The Anti-Packets Can Increase the Achievable Throughput of a Wireless Multi-Hop Network

Abstract

This paper considers relaying techniques that increase the achievable throughput in multi-hop wireless networks by taking advantage of the bi-directional traffic flow. Such a relaying technique is termed relaying with Bi-directional Amplification of Throughput (BAT-relaying). The BAT-relaying is utilizing the concept of anti-packets, defined for bi-directional traffic flows. The relay node combines the anti-packets that are destined for different nodes and broadcasts the combined packet. Two BAT-relaying techniques have been proposed previously, Decode-and-Forward (DF) BAT-relaying and Amplify-and-Forward (AF) BAT-relaying.

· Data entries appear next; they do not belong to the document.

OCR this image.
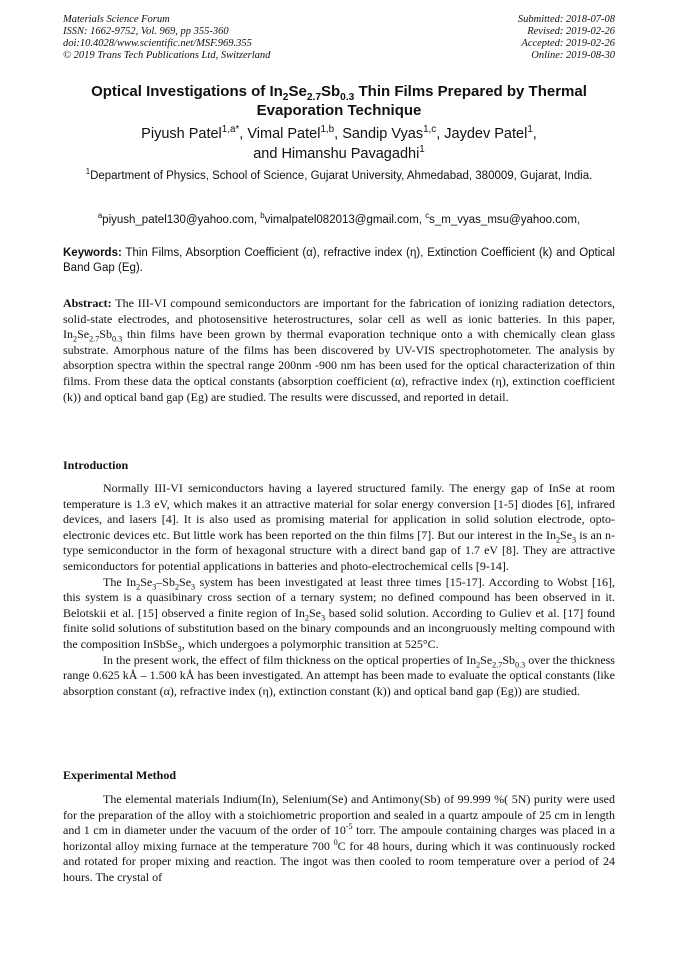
Materials Science Forum
ISSN: 1662-9752, Vol. 969, pp 355-360
doi:10.4028/www.scientific.net/MSF.969.355
© 2019 Trans Tech Publications Ltd, Switzerland
Submitted: 2018-07-08
Revised: 2019-02-26
Accepted: 2019-02-26
Online: 2019-08-30
Optical Investigations of $In_2Se_{2.7}Sb_{0.3}$ Thin Films Prepared by Thermal Evaporation Technique
Piyush Patel$^{1,a*}$, Vimal Patel$^{1,b}$, Sandip Vyas$^{1,c}$, Jaydev Patel$^1$,
and Himanshu Pavagadhi$^1$
$^1$Department of Physics, School of Science, Gujarat University, Ahmedabad, 380009, Gujarat, India.
$^a$piyush_patel130@yahoo.com, $^b$vimalpatel082013@gmail.com, $^c$s_m_vyas_msu@yahoo.com,
Keywords: Thin Films, Absorption Coefficient (α), refractive index (η), Extinction Coefficient (k) and Optical Band Gap (Eg).
Abstract: The III-VI compound semiconductors are important for the fabrication of ionizing radiation detectors, solid-state electrodes, and photosensitive heterostructures, solar cell as well as ionic batteries. In this paper, $In_2Se_{2.7}Sb_{0.3}$ thin films have been grown by thermal evaporation technique onto a with chemically clean glass substrate. Amorphous nature of the films has been discovered by UV-VIS spectrophotometer. The analysis by absorption spectra within the spectral range 200nm -900 nm has been used for the optical characterization of thin films. From these data the optical constants (absorption coefficient (α), refractive index (η), extinction coefficient (k)) and optical band gap (Eg) are studied. The results were discussed, and reported in detail.
Introduction

Normally III-VI semiconductors having a layered structured family. The energy gap of InSe at room temperature is 1.3 eV, which makes it an attractive material for solar energy conversion [1-5] diodes [6], infrared devices, and lasers [4]. It is also used as promising material for application in solid solution electrode, opto-electronic devices etc. But little work has been reported on the thin films [7]. But our interest in the $In_2Se_3$ is an n-type semiconductor in the form of hexagonal structure with a direct band gap of 1.7 eV [8]. They are attractive semiconductors for potential applications in batteries and photo-electrochemical cells [9-14].

The $In_2Se_3-Sb_2Se_3$ system has been investigated at least three times [15-17]. According to Wobst [16], this system is a quasibinary cross section of a ternary system; no defined compound has been observed in it. Belotskii et al. [15] observed a finite region of $In_2Se_3$ based solid solution. According to Guliev et al. [17] found finite solid solutions of substitution based on the binary compounds and an incongruously melting compound with the composition InSbSe$_3$, which undergoes a polymorphic transition at 525°C.

In the present work, the effect of film thickness on the optical properties of $In_2Se_{2.7}Sb_{0.3}$ over the thickness range 0.625 kÅ – 1.500 kÅ has been investigated. An attempt has been made to evaluate the optical constants (like absorption constant (α), refractive index (η), extinction constant (k)) and optical band gap (Eg)) are studied.

Experimental Method

The elemental materials Indium(In), Selenium(Se) and Antimony(Sb) of 99.999 %( 5N) purity were used for the preparation of the alloy with a stoichiometric proportion and sealed in a quartz ampoule of 25 cm in length and 1 cm in diameter under the vacuum of the order of $10^{-5}$ torr. The ampoule containing charges was placed in a horizontal alloy mixing furnace at the temperature 700 $^0$C for 48 hours, during which it was continuously rocked and rotated for proper mixing and reaction. The ingot was then cooled to room temperature over a period of 24 hours. The crystal of
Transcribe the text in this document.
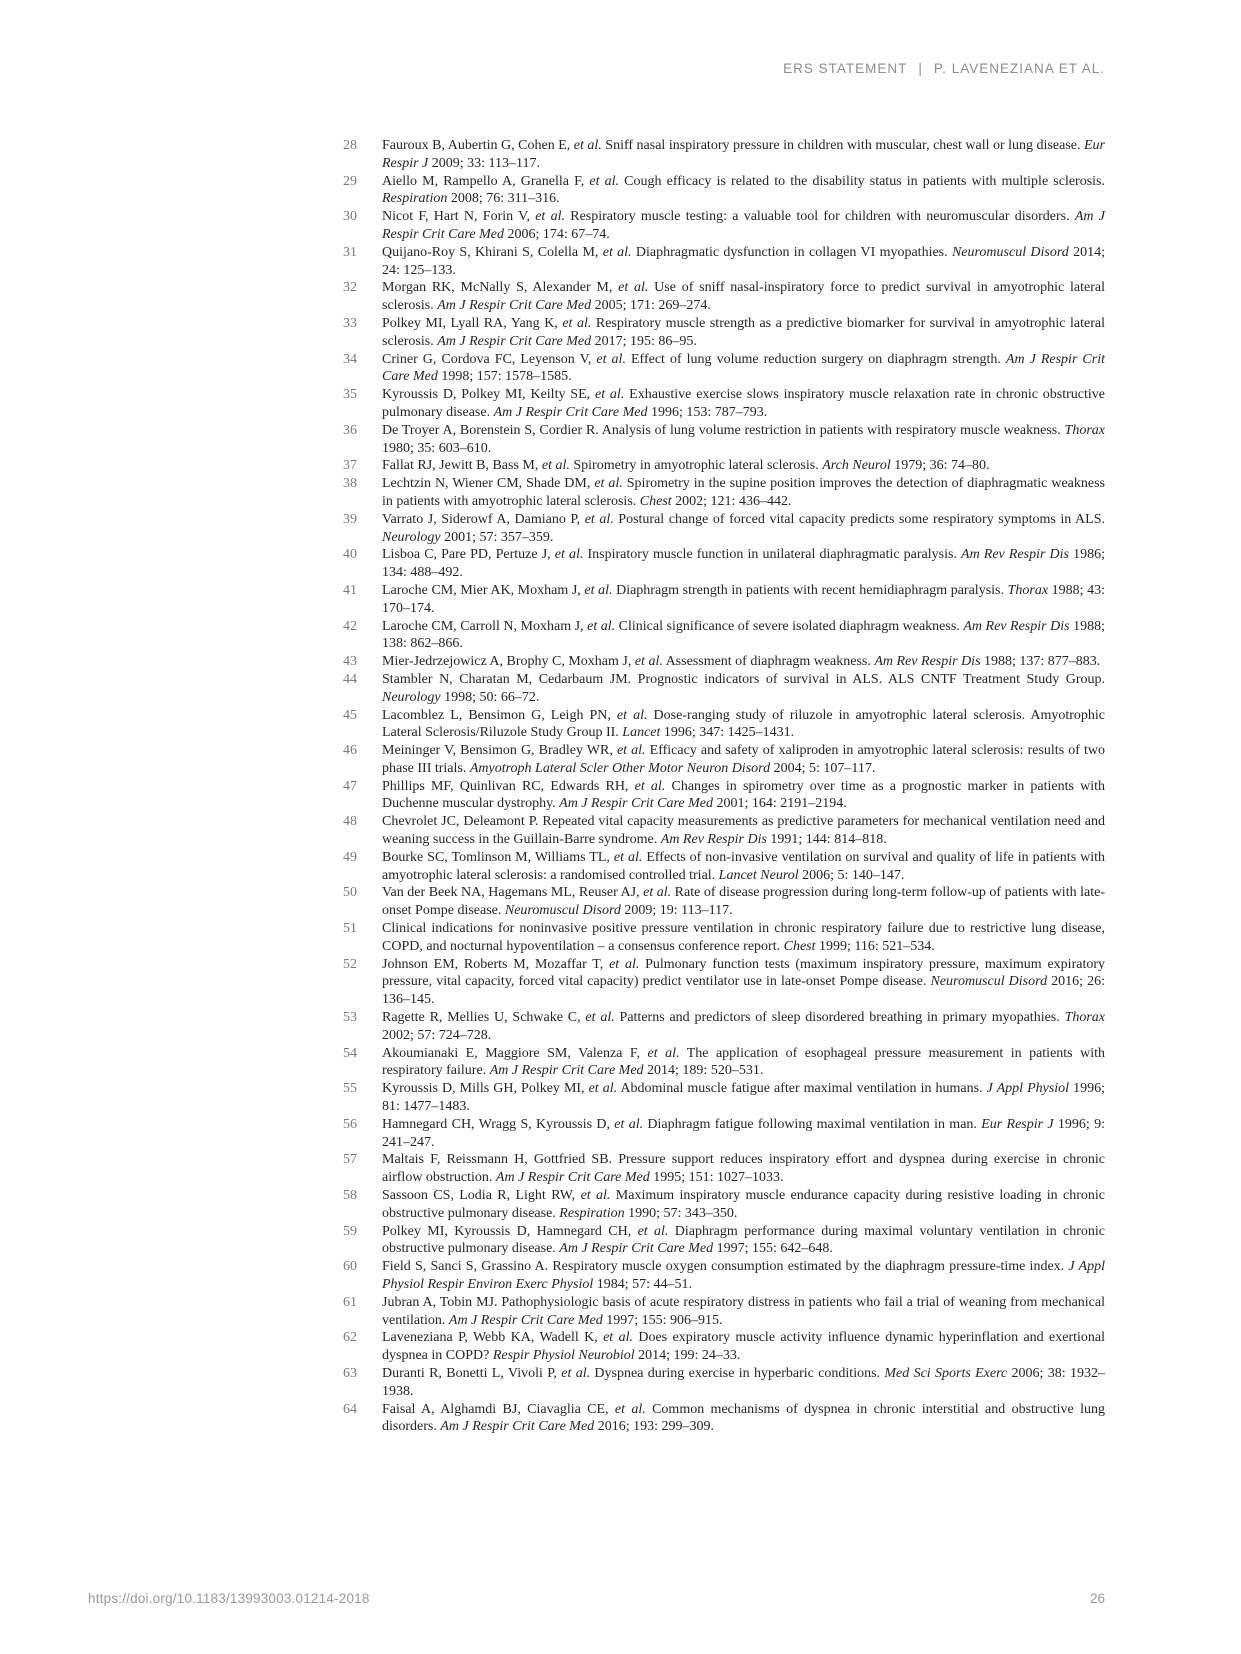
ERS STATEMENT | P. LAVENEZIANA ET AL.
28 Fauroux B, Aubertin G, Cohen E, et al. Sniff nasal inspiratory pressure in children with muscular, chest wall or lung disease. Eur Respir J 2009; 33: 113–117.

29 Aiello M, Rampello A, Granella F, et al. Cough efficacy is related to the disability status in patients with multiple sclerosis. Respiration 2008; 76: 311–316.

30 Nicot F, Hart N, Forin V, et al. Respiratory muscle testing: a valuable tool for children with neuromuscular disorders. Am J Respir Crit Care Med 2006; 174: 67–74.

31 Quijano-Roy S, Khirani S, Colella M, et al. Diaphragmatic dysfunction in collagen VI myopathies. Neuromuscul Disord 2014; 24: 125–133.

32 Morgan RK, McNally S, Alexander M, et al. Use of sniff nasal-inspiratory force to predict survival in amyotrophic lateral sclerosis. Am J Respir Crit Care Med 2005; 171: 269–274.

33 Polkey MI, Lyall RA, Yang K, et al. Respiratory muscle strength as a predictive biomarker for survival in amyotrophic lateral sclerosis. Am J Respir Crit Care Med 2017; 195: 86–95.

34 Criner G, Cordova FC, Leyenson V, et al. Effect of lung volume reduction surgery on diaphragm strength. Am J Respir Crit Care Med 1998; 157: 1578–1585.

35 Kyroussis D, Polkey MI, Keilty SE, et al. Exhaustive exercise slows inspiratory muscle relaxation rate in chronic obstructive pulmonary disease. Am J Respir Crit Care Med 1996; 153: 787–793.

36 De Troyer A, Borenstein S, Cordier R. Analysis of lung volume restriction in patients with respiratory muscle weakness. Thorax 1980; 35: 603–610.

37 Fallat RJ, Jewitt B, Bass M, et al. Spirometry in amyotrophic lateral sclerosis. Arch Neurol 1979; 36: 74–80.

38 Lechtzin N, Wiener CM, Shade DM, et al. Spirometry in the supine position improves the detection of diaphragmatic weakness in patients with amyotrophic lateral sclerosis. Chest 2002; 121: 436–442.

39 Varrato J, Siderowf A, Damiano P, et al. Postural change of forced vital capacity predicts some respiratory symptoms in ALS. Neurology 2001; 57: 357–359.

40 Lisboa C, Pare PD, Pertuze J, et al. Inspiratory muscle function in unilateral diaphragmatic paralysis. Am Rev Respir Dis 1986; 134: 488–492.

41 Laroche CM, Mier AK, Moxham J, et al. Diaphragm strength in patients with recent hemidiaphragm paralysis. Thorax 1988; 43: 170–174.

42 Laroche CM, Carroll N, Moxham J, et al. Clinical significance of severe isolated diaphragm weakness. Am Rev Respir Dis 1988; 138: 862–866.

43 Mier-Jedrzejowicz A, Brophy C, Moxham J, et al. Assessment of diaphragm weakness. Am Rev Respir Dis 1988; 137: 877–883.

44 Stambler N, Charatan M, Cedarbaum JM. Prognostic indicators of survival in ALS. ALS CNTF Treatment Study Group. Neurology 1998; 50: 66–72.

45 Lacomblez L, Bensimon G, Leigh PN, et al. Dose-ranging study of riluzole in amyotrophic lateral sclerosis. Amyotrophic Lateral Sclerosis/Riluzole Study Group II. Lancet 1996; 347: 1425–1431.

46 Meininger V, Bensimon G, Bradley WR, et al. Efficacy and safety of xaliproden in amyotrophic lateral sclerosis: results of two phase III trials. Amyotroph Lateral Scler Other Motor Neuron Disord 2004; 5: 107–117.

47 Phillips MF, Quinlivan RC, Edwards RH, et al. Changes in spirometry over time as a prognostic marker in patients with Duchenne muscular dystrophy. Am J Respir Crit Care Med 2001; 164: 2191–2194.

48 Chevrolet JC, Deleamont P. Repeated vital capacity measurements as predictive parameters for mechanical ventilation need and weaning success in the Guillain-Barre syndrome. Am Rev Respir Dis 1991; 144: 814–818.

49 Bourke SC, Tomlinson M, Williams TL, et al. Effects of non-invasive ventilation on survival and quality of life in patients with amyotrophic lateral sclerosis: a randomised controlled trial. Lancet Neurol 2006; 5: 140–147.

50 Van der Beek NA, Hagemans ML, Reuser AJ, et al. Rate of disease progression during long-term follow-up of patients with late-onset Pompe disease. Neuromuscul Disord 2009; 19: 113–117.

51 Clinical indications for noninvasive positive pressure ventilation in chronic respiratory failure due to restrictive lung disease, COPD, and nocturnal hypoventilation – a consensus conference report. Chest 1999; 116: 521–534.

52 Johnson EM, Roberts M, Mozaffar T, et al. Pulmonary function tests (maximum inspiratory pressure, maximum expiratory pressure, vital capacity, forced vital capacity) predict ventilator use in late-onset Pompe disease. Neuromuscul Disord 2016; 26: 136–145.

53 Ragette R, Mellies U, Schwake C, et al. Patterns and predictors of sleep disordered breathing in primary myopathies. Thorax 2002; 57: 724–728.

54 Akoumianaki E, Maggiore SM, Valenza F, et al. The application of esophageal pressure measurement in patients with respiratory failure. Am J Respir Crit Care Med 2014; 189: 520–531.

55 Kyroussis D, Mills GH, Polkey MI, et al. Abdominal muscle fatigue after maximal ventilation in humans. J Appl Physiol 1996; 81: 1477–1483.

56 Hamnegard CH, Wragg S, Kyroussis D, et al. Diaphragm fatigue following maximal ventilation in man. Eur Respir J 1996; 9: 241–247.

57 Maltais F, Reissmann H, Gottfried SB. Pressure support reduces inspiratory effort and dyspnea during exercise in chronic airflow obstruction. Am J Respir Crit Care Med 1995; 151: 1027–1033.

58 Sassoon CS, Lodia R, Light RW, et al. Maximum inspiratory muscle endurance capacity during resistive loading in chronic obstructive pulmonary disease. Respiration 1990; 57: 343–350.

59 Polkey MI, Kyroussis D, Hamnegard CH, et al. Diaphragm performance during maximal voluntary ventilation in chronic obstructive pulmonary disease. Am J Respir Crit Care Med 1997; 155: 642–648.

60 Field S, Sanci S, Grassino A. Respiratory muscle oxygen consumption estimated by the diaphragm pressure-time index. J Appl Physiol Respir Environ Exerc Physiol 1984; 57: 44–51.

61 Jubran A, Tobin MJ. Pathophysiologic basis of acute respiratory distress in patients who fail a trial of weaning from mechanical ventilation. Am J Respir Crit Care Med 1997; 155: 906–915.

62 Laveneziana P, Webb KA, Wadell K, et al. Does expiratory muscle activity influence dynamic hyperinflation and exertional dyspnea in COPD? Respir Physiol Neurobiol 2014; 199: 24–33.

63 Duranti R, Bonetti L, Vivoli P, et al. Dyspnea during exercise in hyperbaric conditions. Med Sci Sports Exerc 2006; 38: 1932–1938.

64 Faisal A, Alghamdi BJ, Ciavaglia CE, et al. Common mechanisms of dyspnea in chronic interstitial and obstructive lung disorders. Am J Respir Crit Care Med 2016; 193: 299–309.

https://doi.org/10.1183/13993003.01214-2018	26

While in DF the relay node combines the packets by an XOR operation, AF BAT-relaying utilizes the inherent packet combining provided by the multiple access channel. In an errorless channel, AF has always higher achievable throughput than DF, but in noisy channels the noise amplification can severely degrade the performance of AF. In this paper we introduce a new scheme for BAT-relaying, termed Denoise-And-Forward (DNF) BAT-Relaying. The DNF BAT-relaying also makes use of the combining provided by the multiple access channel, but it removes the noise from the combined anti-packets before broadcasting to the destinations. While in the noiseless channel DNF and AF offer the same throughput performance which is superior to DF BAT-relaying, in large regions of the lower SNR values DNF BAT-relaying has the best throughput performance of all three schemes. Due to the unconventional nature of the BAT-relaying schemes, there are many open issues for further investigation. The design of a practical DNF scheme concerns several protocol layers, including modulation and coding.